By contrast, it is the unique and individual creation which gives quality to Rex Stout’s second novel, Seed on the Wind (Vanguard Press, $2.00). Many readers will not accept Lora Winter, but by the very angry denial of her validity there will be proof of her claim to life. What little reliance Lora Winter originally had to place on others was dispelled at the beginning of her career by a series of outrageous experiences. She had the resources of a beautiful and sentient body, a durable spirit. Instead of embitterment or wounded withdrawal, she went her way from that point by accepting what offered and taking what she needed and could get without the involvement of emotion. Objectively that story of Lora and her five children by five different men is almost incredible; yet, in the daring and the wholeness of its genesis out of Lora’s own character, it has a foundation not easily shaken by the intellect.
Here, as in his first novel, How Like a God, Mr. Stout has used an effective technique. He projects you at once into a baffling moment; then through seven eighths of the book unravels lucidly the years that have led up to that crisis, and finally re-creates it and its dénouement in the closing chapters. Whether or not one likes it, — and many will not like it, — Seed on the Wind is a powerful and an original story.
While Mrs. Barnes shows conventionality as an achievement of character, and Mr. Stout the achievement of unconventionality, Carl Van Vechten’s new novel, Parties (Knopf, $2.50), shows the unconventionality that comes of disintegration. Hardly one of its characters ever experiences a sober moment; when it is not gin or Scotch or ‘sidecars,’it is likely to be ‘snow’ or an orgy of self-disgust. A really intelligent propagandist for temperance or even prohibition might use it as a tract. ‘Nothing goes on at all,’declares the wife of the hero. ‘Nothing whatever. Just parties, that’s all.’ And the hero aptly compares his set with blindly waltzing Japanese mice.

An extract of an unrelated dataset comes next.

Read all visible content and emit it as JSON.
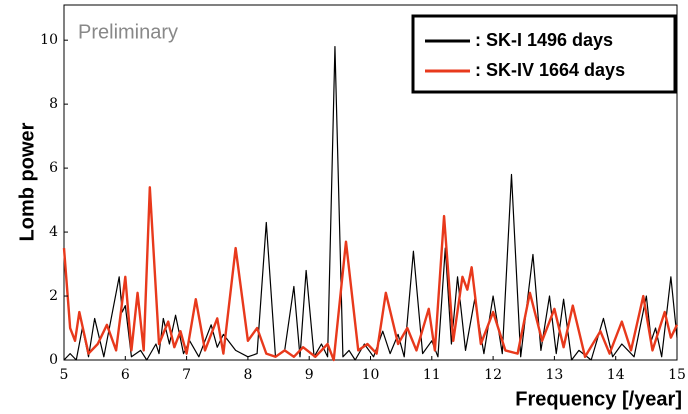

Despite some acute observations, despite some vivid writing and a great deal that is merely smart or a little clever, Parties seems to me a cheap and feeble attempt to épater les bourgeois.
Above these battles of moralities, or the conscious withdrawal from them, comes Edith Olivier’s charming tale, The Triumphant Footman (Viking Press, $2.50). Here is a conte in the true manner, a sophistication that is witty and amusing and unimpeded by sick obsessions. To bound the bubble would be to burst it — so I shall not tell the story of Alphonse’s gambols amid expatriate Britons in Florence in the latter years of our dear late Queen, nor disclose the rungs whereby Alphonse climbed from a cockney childhood to the peerage. For a couple of hours of light-hearted and not unintellectual enjoyment, it is capital.